Question

The belt of an electrostatic generator is $50cm$ wide and travels $30cm/s$. The belt carries charge into the sphere at a rate corresponding to ${10}^{-4}A$. What is the surface density of charge on the belt?

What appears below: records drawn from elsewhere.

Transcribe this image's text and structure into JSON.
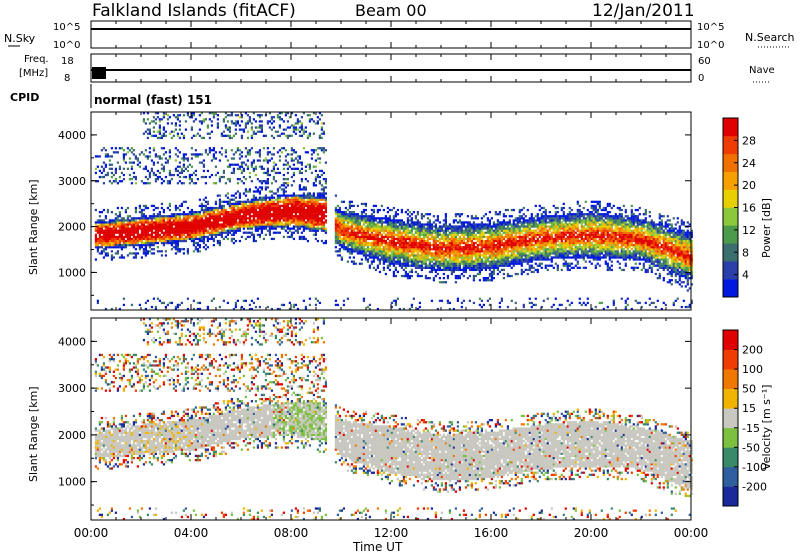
{
  "header": {
    "station": "Falkland Islands (fitACF)",
    "beam": "Beam 00",
    "date": "12/Jan/2011"
  },
  "strips": {
    "nsky_label": "N.Sky",
    "nsearch_label": "N.Search",
    "freq_label_1": "Freq.",
    "freq_label_2": "[MHz]",
    "nave_label": "Nave",
    "cpid_label": "CPID",
    "cpid_value": "normal (fast) 151",
    "nsky_ticks": [
      "10^5",
      "10^0"
    ],
    "nsearch_ticks": [
      "10^5",
      "10^0"
    ],
    "freq_ticks": [
      "18",
      "8"
    ],
    "nave_ticks": [
      "60",
      "0"
    ]
  },
  "x_axis": {
    "label": "Time UT",
    "ticks": [
      "00:00",
      "04:00",
      "08:00",
      "12:00",
      "16:00",
      "20:00",
      "00:00"
    ]
  },
  "power_panel": {
    "ylabel": "Slant Range [km]",
    "yticks": [
      "4000",
      "3000",
      "2000",
      "1000"
    ],
    "colorbar_label": "Power [dB]",
    "colorbar_ticks": [
      "28",
      "24",
      "20",
      "16",
      "12",
      "8",
      "4"
    ],
    "colors": [
      "#0018e0",
      "#2a3fa8",
      "#3c6e70",
      "#4c9a4c",
      "#8cc83c",
      "#e8d000",
      "#f5a000",
      "#f07000",
      "#f03c00",
      "#e00000"
    ]
  },
  "velocity_panel": {
    "ylabel": "Slant Range [km]",
    "yticks": [
      "4000",
      "3000",
      "2000",
      "1000"
    ],
    "colorbar_label": "Velocity [m s⁻¹]",
    "colorbar_ticks": [
      "200",
      "100",
      "50",
      "15",
      "-15",
      "-50",
      "-100",
      "-200"
    ],
    "colors": [
      "#1a2a9a",
      "#2f5f9f",
      "#3a8a6a",
      "#7cc040",
      "#c8c8c0",
      "#f0b400",
      "#f07800",
      "#f03c00",
      "#e00000"
    ]
  },
  "chart_data": {
    "type": "heatmap",
    "x_unit": "hours UT",
    "x_range": [
      0,
      24
    ],
    "y_unit": "km",
    "y_range": [
      180,
      4500
    ],
    "data_gap_hours": [
      9.4,
      9.7
    ],
    "main_echo_band": [
      {
        "t": 0.5,
        "lo": 1500,
        "hi": 2100
      },
      {
        "t": 2,
        "lo": 1550,
        "hi": 2200
      },
      {
        "t": 4,
        "lo": 1650,
        "hi": 2300
      },
      {
        "t": 6,
        "lo": 1900,
        "hi": 2550
      },
      {
        "t": 8,
        "lo": 1950,
        "hi": 2700
      },
      {
        "t": 9.3,
        "lo": 1850,
        "hi": 2650
      },
      {
        "t": 10,
        "lo": 1500,
        "hi": 2300
      },
      {
        "t": 12,
        "lo": 1150,
        "hi": 2150
      },
      {
        "t": 14,
        "lo": 1000,
        "hi": 2000
      },
      {
        "t": 16,
        "lo": 1050,
        "hi": 2050
      },
      {
        "t": 18,
        "lo": 1250,
        "hi": 2200
      },
      {
        "t": 20,
        "lo": 1300,
        "hi": 2300
      },
      {
        "t": 22,
        "lo": 1250,
        "hi": 2150
      },
      {
        "t": 23.9,
        "lo": 800,
        "hi": 1850
      }
    ],
    "power_range_db": [
      0,
      30
    ],
    "velocity_range_ms": [
      -200,
      200
    ],
    "series": [
      {
        "name": "Power [dB]"
      },
      {
        "name": "Velocity [m s⁻¹]"
      }
    ]
  }
}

• A. $6.7\times {10}^{-5}C{m}^{-2}$
• B. $6.7\times {10}^{-7}C{m}^{-2}$
• C. $6.7\times {10}^{-4}C{m}^{-2}$
• D. $6.7\times {10}^{-8}C{m}^{-2}$

Answer 1

The correct option is C $6.7\times {10}^{-4}C{m}^{-2}$

Let the surface charge density of the belt be $\sigma$.
Velocity of the belt, $V=30cm/s=0.3m/s$
Width of the belt, $w=50cm=0.5m$
Since surface charge density, $\sigma =\frac{Q}{A}$
$Q=\sigma \times A$
Dividing both sides by time $t$
$\begin{array}{}\frac{Q}{t}=\frac{\sigma \times A}{t}& \text{(1)}\end{array}$
Since $\frac{Q}{t}=I$ and $A=l\times w$
where $l$ is the length of the belt
$\Rightarrow \frac{A}{t}=\frac{l\times w}{t}=V\times w$
Therefore equation (1) becomes,
$I=\sigma \times V\times w$
${10}^{-4}=\sigma \times 0.3\times 0.5$
$\Rightarrow \sigma =6.67\times {10}^{-4}C{m}^{-2}\approx 6.7\times {10}^{-4}C{m}^{-2}$